Nevertheless, hash tables store their data in an array, and the array index where a key is stored is based on the key. The index is not equal to the key, but it is computed from the key. The array index for a key is called the hash code for that key. A function that computes a hash code, given a key, is called a hash function. To find a key in a hash table, you just have to compute the hash code of the key and go directly to the array location given by that hash code. If the hash code is 17, look in array location number 17.

Now, since there are fewer array locations than there are possible keys, it's possible that we might try to store two or more keys in the same array location. This is called a collision. A collision is not an error. We can't reject a key just because another key happened to have the same hash code.

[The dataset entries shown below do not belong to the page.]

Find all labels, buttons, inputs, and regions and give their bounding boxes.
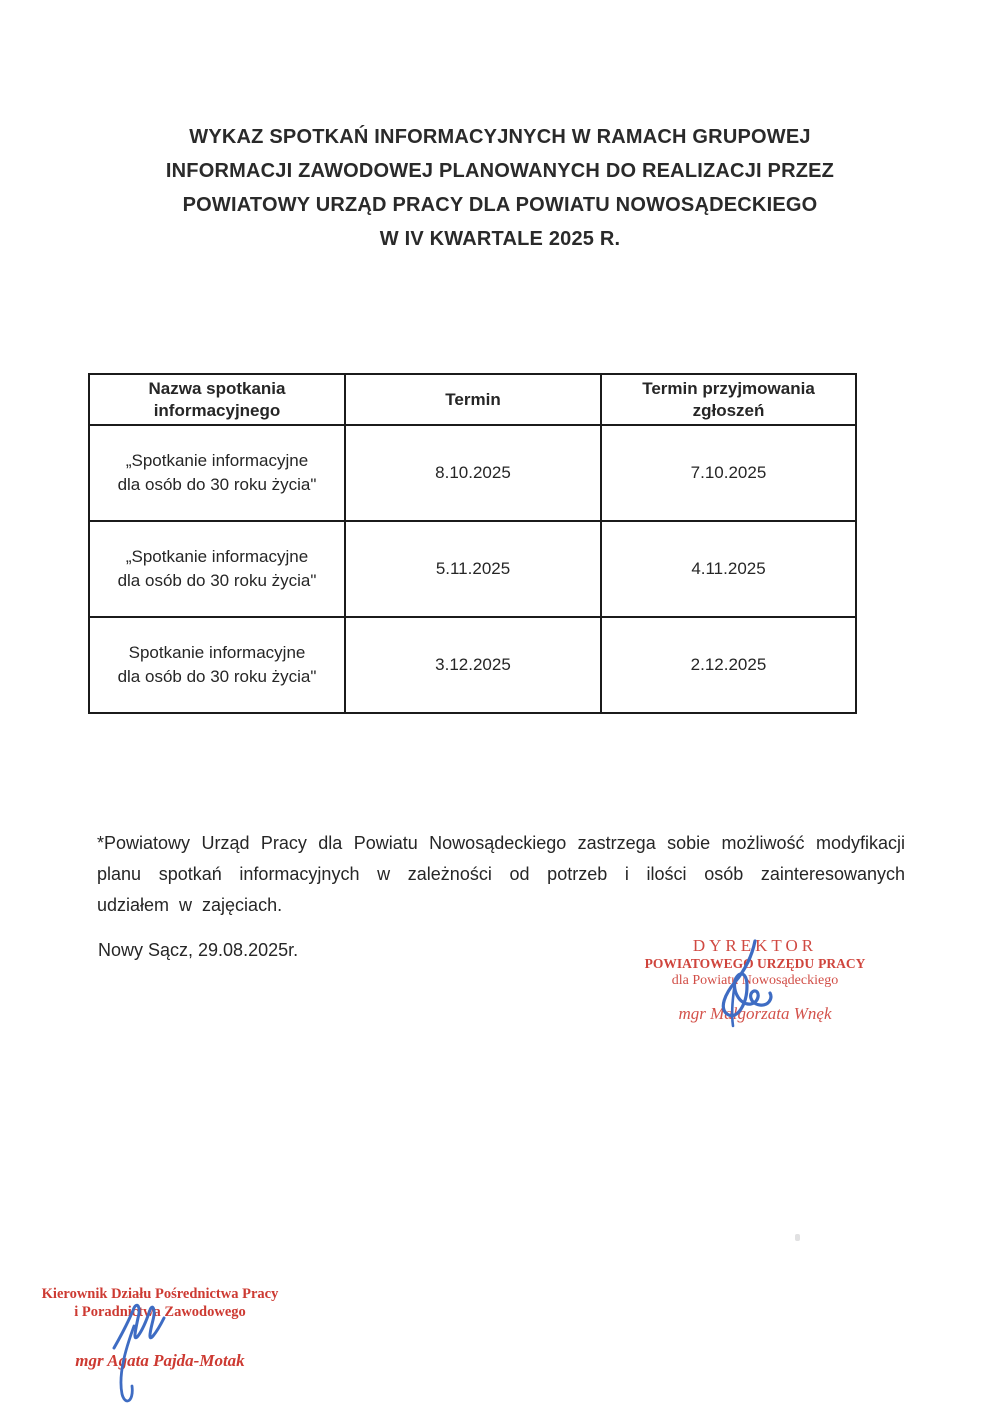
cell-nazwa-line: dla osób do 30 roku życia" [117,571,317,590]
kierownik-stamp-name: mgr Agata Pajda-Motak [75,1351,245,1370]
cell-nazwa-line: dla osób do 30 roku życia" [117,667,317,686]
cell-termin: 5.11.2025 [345,521,601,617]
director-stamp-title: DYREKTOR [692,936,818,955]
footnote: *Powiatowy Urząd Pracy dla Powiatu Nowosądeckiego zastrzega sobie możliwość modyfikacji planu spotkań informacyjnych w zależności od potrzeb i ilości osób zainteresowanych udziałem w zajęciach. [97,833,905,915]
director-stamp-org-normal: POWIATOWEGO URZĘDU [644,956,815,971]
director-stamp-org-bold: PRACY [818,956,866,971]
cell-termin: 8.10.2025 [345,425,601,521]
table-row [89,617,856,713]
cell-termin: 3.12.2025 [345,617,601,713]
kierownik-stamp [40,1285,280,1371]
table-row [89,425,856,521]
col-header-nazwa: Nazwa spotkania informacyjnego [89,374,345,425]
director-stamp-org [620,955,890,972]
meetings-table [88,373,857,714]
cell-nazwa-line: „Spotkanie informacyjne [125,451,309,470]
document-title [60,120,940,256]
cell-zgloszenia: 7.10.2025 [601,425,856,521]
kierownik-stamp-line1: Kierownik Działu Pośrednictwa Pracy [41,1286,279,1302]
title-line-1: WYKAZ SPOTKAŃ INFORMACYJNYCH W RAMACH GRUPOWEJ [189,126,811,148]
col-header-zgloszenia: Termin przyjmowania zgłoszeń [601,374,856,425]
title-line-3: POWIATOWY URZĄD PRACY DLA POWIATU NOWOSĄDECKIEGO [182,194,818,216]
table-row [89,521,856,617]
place-date: Nowy Sącz, 29.08.2025r. [98,940,299,960]
scan-artifact [795,1234,800,1241]
cell-nazwa [89,425,345,521]
cell-zgloszenia: 4.11.2025 [601,521,856,617]
col-header-termin: Termin [345,374,601,425]
director-stamp [620,936,890,1024]
cell-nazwa-line: dla osób do 30 roku życia" [117,475,317,494]
cell-nazwa [89,521,345,617]
cell-nazwa-line: Spotkanie informacyjne [128,643,306,662]
cell-zgloszenia: 2.12.2025 [601,617,856,713]
title-line-4: W IV KWARTALE 2025 R. [379,228,621,250]
table-header-row [89,374,856,425]
title-line-2: INFORMACJI ZAWODOWEJ PLANOWANYCH DO REALIZACJI PRZEZ [165,160,835,182]
director-stamp-org-sub: dla Powiatu Nowosądeckiego [671,973,839,988]
cell-nazwa-line: „Spotkanie informacyjne [125,547,309,566]
director-stamp-name: mgr Małgorzata Wnęk [678,1004,832,1023]
kierownik-stamp-line2: i Poradnictwa Zawodowego [74,1304,246,1320]
cell-nazwa [89,617,345,713]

A hash table must be able to handle collisions in some reasonable way. In the type of hash table that is used in Java, each array location actually holds a linked list of key/value pairs (possibly an empty list). When two items have the same hash code, they are in the same linked list. The structure of the hash table looks something like this:

hash table

In this diagram, there is one item with hash code 0, no items with hash code 1, two items with hash code 2, and so on. In a properly designed hash table, most of the linked lists are of length zero or one, and the average length of the lists is less than one. Although the hash code of a key doesn't necessarily take you directly to that key, there are probably no more than one or two other items that you have to look through before finding the key you want. For this to work properly, the number of items in the hash table should be somewhat less than the number of locations in the array. In Java's implementation, whenever the number of items exceeds 75% of the array size, the array is replaced by a larger one and all the items in the old array are inserted into the new one. (This is why adding one new item will sometimes cause the ordering of all the items in the hash table to change completely.)

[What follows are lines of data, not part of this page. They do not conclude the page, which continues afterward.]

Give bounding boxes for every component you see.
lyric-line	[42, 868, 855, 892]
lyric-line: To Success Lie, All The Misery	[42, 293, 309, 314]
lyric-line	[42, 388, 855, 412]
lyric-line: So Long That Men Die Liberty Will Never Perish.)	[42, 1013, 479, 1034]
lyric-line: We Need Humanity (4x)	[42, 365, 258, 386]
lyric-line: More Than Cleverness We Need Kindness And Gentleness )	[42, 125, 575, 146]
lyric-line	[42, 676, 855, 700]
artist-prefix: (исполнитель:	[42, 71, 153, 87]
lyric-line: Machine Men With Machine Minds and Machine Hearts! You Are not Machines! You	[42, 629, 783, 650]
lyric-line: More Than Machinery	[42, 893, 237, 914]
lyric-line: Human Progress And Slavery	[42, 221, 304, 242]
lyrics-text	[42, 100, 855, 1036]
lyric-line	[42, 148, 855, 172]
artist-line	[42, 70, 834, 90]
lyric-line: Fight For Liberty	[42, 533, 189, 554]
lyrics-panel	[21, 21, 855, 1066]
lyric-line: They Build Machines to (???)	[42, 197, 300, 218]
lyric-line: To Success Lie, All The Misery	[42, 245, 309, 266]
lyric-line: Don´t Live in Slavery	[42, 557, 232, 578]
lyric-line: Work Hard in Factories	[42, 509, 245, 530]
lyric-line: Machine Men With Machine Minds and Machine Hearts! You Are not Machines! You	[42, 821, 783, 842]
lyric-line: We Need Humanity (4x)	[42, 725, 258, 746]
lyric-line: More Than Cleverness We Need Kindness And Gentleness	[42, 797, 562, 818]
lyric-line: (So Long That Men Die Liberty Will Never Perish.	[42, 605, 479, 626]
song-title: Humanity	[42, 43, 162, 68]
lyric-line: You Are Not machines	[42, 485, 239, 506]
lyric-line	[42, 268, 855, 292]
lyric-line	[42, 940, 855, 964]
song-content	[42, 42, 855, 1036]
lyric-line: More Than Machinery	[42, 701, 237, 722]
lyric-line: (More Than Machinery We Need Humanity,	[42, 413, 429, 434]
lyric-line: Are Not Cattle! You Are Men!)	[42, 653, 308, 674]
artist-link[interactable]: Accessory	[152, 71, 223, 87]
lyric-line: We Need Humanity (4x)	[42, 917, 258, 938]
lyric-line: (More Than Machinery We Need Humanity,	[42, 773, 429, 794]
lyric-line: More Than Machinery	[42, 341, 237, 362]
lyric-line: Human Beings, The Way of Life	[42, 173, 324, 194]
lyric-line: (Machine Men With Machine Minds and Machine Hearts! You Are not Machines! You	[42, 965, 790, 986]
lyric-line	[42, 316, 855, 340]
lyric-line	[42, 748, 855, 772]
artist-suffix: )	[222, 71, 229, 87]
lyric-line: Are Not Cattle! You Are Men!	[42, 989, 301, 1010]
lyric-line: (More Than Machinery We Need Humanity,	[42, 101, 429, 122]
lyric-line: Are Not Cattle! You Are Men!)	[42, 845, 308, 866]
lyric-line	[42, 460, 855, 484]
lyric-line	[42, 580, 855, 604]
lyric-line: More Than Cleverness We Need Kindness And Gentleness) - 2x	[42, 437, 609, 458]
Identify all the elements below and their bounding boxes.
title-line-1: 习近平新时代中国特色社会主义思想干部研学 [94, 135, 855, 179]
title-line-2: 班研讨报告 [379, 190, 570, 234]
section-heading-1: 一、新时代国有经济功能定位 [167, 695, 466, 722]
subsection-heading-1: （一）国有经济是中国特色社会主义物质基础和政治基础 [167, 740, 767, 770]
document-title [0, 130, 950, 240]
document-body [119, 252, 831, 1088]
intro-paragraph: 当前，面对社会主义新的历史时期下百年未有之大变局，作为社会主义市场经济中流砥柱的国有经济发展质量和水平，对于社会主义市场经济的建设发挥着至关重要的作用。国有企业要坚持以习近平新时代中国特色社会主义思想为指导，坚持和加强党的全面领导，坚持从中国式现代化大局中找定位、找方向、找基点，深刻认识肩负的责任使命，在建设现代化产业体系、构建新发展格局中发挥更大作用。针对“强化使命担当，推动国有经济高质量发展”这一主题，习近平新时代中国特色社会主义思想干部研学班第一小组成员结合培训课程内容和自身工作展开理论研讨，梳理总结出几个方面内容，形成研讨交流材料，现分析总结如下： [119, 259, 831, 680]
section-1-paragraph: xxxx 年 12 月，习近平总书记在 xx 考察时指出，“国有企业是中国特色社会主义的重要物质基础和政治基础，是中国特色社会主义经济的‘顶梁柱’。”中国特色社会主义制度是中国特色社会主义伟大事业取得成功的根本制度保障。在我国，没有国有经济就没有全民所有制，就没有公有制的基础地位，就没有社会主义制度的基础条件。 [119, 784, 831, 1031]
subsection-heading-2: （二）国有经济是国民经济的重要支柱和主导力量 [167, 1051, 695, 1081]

There is still the question of where hash codes come from. Every object in Java has a hash code. The Object class defines the method hashCode(), which returns a value of type int. When an object, obj, is stored in a hash table that has N locations, a hash code in the range 0 to N-1 is needed. This hash code is computed as Math.abs(obj.hashCode()) % N, the remainder when the absolute value of obj.hashCode() is divided by N. (The Math.abs is necessary because obj.hashCode() can be a negative integer, and we need a non-negative number to use as an array index.)

For hashing to work properly, two objects that are equal according to the equals() method must have the same hash code. In the Object class, this condition is satisfied because both equals() and hashCode() are based on the address of the memory location where the object is stored. However, as noted in Subsection 10.1.6, many classes redefine the equals() method. If a class redefines the equals() method, and if objects of that class will be used as keys in hash tables, then the class should also redefine the hashCode() method. For example, in the String class, the equals() method is redefined so that two objects of type String are considered to be equal if they contain the same sequence of characters. The hashCode() method is also redefined in the String class, so that the hash code of a string is computed from the characters in that string rather than from its location in memory. For Java's standard classes, you can expect equals() and hashCode() to be correctly defined. However, you might need to define these methods in classes that you write yourself.

Writing a good hash function is something of an art. In order to work well, the hash function must spread the possible keys fairly evenly over the hash table. Otherwise, the items in a table can be concentrated in a subset of the available locations, and the linked lists at those locations can grow to large size; that would destroy the efficiency that is the major reason for hash tables to exist in the first place. However, I won't cover techniques for creating good hash functions in this book.